What are we to think of prep student Mitt Romney finding a classmate’s long, bleached blonde hairstyle so offensive that he held the boy down and give him an involuntary haircut while other boys cheered him on? Not much, really. Boys will be boys is not much of an excuse, but it’s true enough that teenage boys tend to do a lot of stupid shit. On that score, the man whom Mr. Romney seeks to replace doesn’t fare so well, either, as I’m sure many Fox News pundits are already pointing out. President Obama not only smocked crack cocaine and ate dog meat, he committed the far more tasteless crime of quoting T.S. Eliot to try to get laid.

No, what matters is how Mitt Romney conducts himself now. Sadly, the presumptive Republican nominee isn’t really distinguishing himself on that front either.

Speaking in response to the Washington Post’s report, Mitt Romney apologized if any of his “pranks” “went too far” but he claimed not to remember the incident in question, and also denied that he knew or suspected his classmate was gay.

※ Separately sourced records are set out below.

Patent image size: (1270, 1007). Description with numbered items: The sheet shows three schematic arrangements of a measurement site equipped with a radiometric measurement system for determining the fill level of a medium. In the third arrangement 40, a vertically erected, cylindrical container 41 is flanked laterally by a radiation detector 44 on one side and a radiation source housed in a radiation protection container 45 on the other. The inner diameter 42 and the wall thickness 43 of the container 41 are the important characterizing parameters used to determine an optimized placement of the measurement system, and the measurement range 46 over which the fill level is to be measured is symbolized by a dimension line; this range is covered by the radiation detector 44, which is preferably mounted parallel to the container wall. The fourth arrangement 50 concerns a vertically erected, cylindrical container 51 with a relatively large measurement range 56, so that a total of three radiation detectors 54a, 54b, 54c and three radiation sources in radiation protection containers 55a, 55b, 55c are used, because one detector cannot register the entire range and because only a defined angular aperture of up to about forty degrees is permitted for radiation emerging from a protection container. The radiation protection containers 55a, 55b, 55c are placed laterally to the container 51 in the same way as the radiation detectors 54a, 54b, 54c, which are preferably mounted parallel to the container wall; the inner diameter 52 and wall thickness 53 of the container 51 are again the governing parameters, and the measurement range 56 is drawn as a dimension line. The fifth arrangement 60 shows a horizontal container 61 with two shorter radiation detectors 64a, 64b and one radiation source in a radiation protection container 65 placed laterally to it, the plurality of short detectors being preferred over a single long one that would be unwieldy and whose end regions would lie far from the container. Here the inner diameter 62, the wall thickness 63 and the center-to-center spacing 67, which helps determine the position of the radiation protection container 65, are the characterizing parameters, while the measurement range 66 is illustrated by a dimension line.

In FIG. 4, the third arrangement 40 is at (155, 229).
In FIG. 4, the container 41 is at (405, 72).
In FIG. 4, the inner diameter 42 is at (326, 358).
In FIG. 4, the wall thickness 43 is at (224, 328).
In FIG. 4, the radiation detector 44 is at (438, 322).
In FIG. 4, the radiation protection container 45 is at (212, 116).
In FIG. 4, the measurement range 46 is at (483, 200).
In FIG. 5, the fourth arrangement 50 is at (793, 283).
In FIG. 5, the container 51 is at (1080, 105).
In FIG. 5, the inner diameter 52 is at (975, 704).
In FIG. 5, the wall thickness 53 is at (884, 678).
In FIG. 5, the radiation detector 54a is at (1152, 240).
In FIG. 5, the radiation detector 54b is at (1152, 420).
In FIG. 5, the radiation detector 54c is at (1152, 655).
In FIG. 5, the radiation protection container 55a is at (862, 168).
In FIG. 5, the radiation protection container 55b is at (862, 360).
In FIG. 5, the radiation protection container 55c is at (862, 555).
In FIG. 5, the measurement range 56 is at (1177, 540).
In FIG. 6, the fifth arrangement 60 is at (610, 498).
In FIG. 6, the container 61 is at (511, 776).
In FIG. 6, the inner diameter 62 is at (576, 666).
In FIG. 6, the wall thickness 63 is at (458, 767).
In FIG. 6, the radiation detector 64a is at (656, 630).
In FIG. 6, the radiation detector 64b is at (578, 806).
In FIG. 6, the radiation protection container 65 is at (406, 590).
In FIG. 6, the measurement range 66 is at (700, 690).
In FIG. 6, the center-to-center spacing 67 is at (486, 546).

Reading through the Post’s article, the Governor’s weak apology doesn’t really fit the situation. I find it hard to believe he doesn’t remember the incident. Five of his classmates recalled the incident in vivid details in the Post piece, and one of them, not even a direct participant, was so scarred by his not doing anything to help that he felt compelled to apologize to the victim 30 years later upon running into him in an airport. If Mitt’s telling the truth, then just how many people did he mistreat in those days that he can’t remember something that had such an impact on so many other people?

I also find his insistence on not thinking the student was gay to be an example of Mr. Romney missing the point. Young Mitt Romney picked this person out for mistreatment because he was different. That’s wrong whether or not the kid was gay.

What would be nice to see is some sign or acknowledgement from the candidate himself that he’s grown up a lot since then and knows what he did to this boy was wrong. Perhaps Mr. Romney feels that he cannot afford to make such a statement in the current political climate, but I don’t see how he can afford not to.

Mitt Romney has a personality problem, and contrary to late night monologue jokes, it’s not that he doesn’t have one. Many people see the Republican nominee as an out-of-touch son of privilege who only wants to help his businessmen friends and doesn’t really know anything about the way life is led by the vast majority of Americans. The various gaffes Mitt Romney made in the primary campaign stuck because they almost all fit conveniently into this admittedly easy narrative. Now, thanks to an article with suspiciously good timing, we have another picture of Romney to add to this gallery: a prep-school jackass who thinks his daddy’s money will get him out of any trouble. It’s worth noting that nothing happened to Romney over this incident or any other, not even the one where he damaged a faculty member’s car. The recipient of the haircut got tossed out of school for smoking a cigarette.

Look, this haircut isn’t going to be the biggest problem for Mitt Romney, but the problem is going to be that Mitt Romney can’t establish trust. He can’t even really do it with Republicans, who spent months propping up impossible candidates just to see if anyone could take out the bland, uninspiring choice. What can Mitt Romney possibly do to convince anyone that he has their best interests at heart?

Mitt Romney has not given the American people any idea of who he really is, and that seems to be by design. He seems afraid of using his faith too much lest it ward off evangelicals, he doesn’t talk too much about his term as governor because he’s running as far away from Romneycare as he can. All he wants to talk about is Bain Capital, and how he’s such an expert manager that he can run America the same way he ran Staples or The Sports Authority.

Call me a starry-eyed optimist, but I don’t think of America as just being a business, and I know a lot of other people feel the same way. We want a President who is competent, yes, but also courageous and honest, upright and decent. We want a President who embodies the values that all these politicians keep telling us are what make America great. True, on that scale, extremely few politicians of recent vintage score highly, and the current President has shown some serious failings in this regard, but if Mitt Romney wants to upset the apple-cart, he’s going to have to show some personal qualities beyond being able to turn a profit.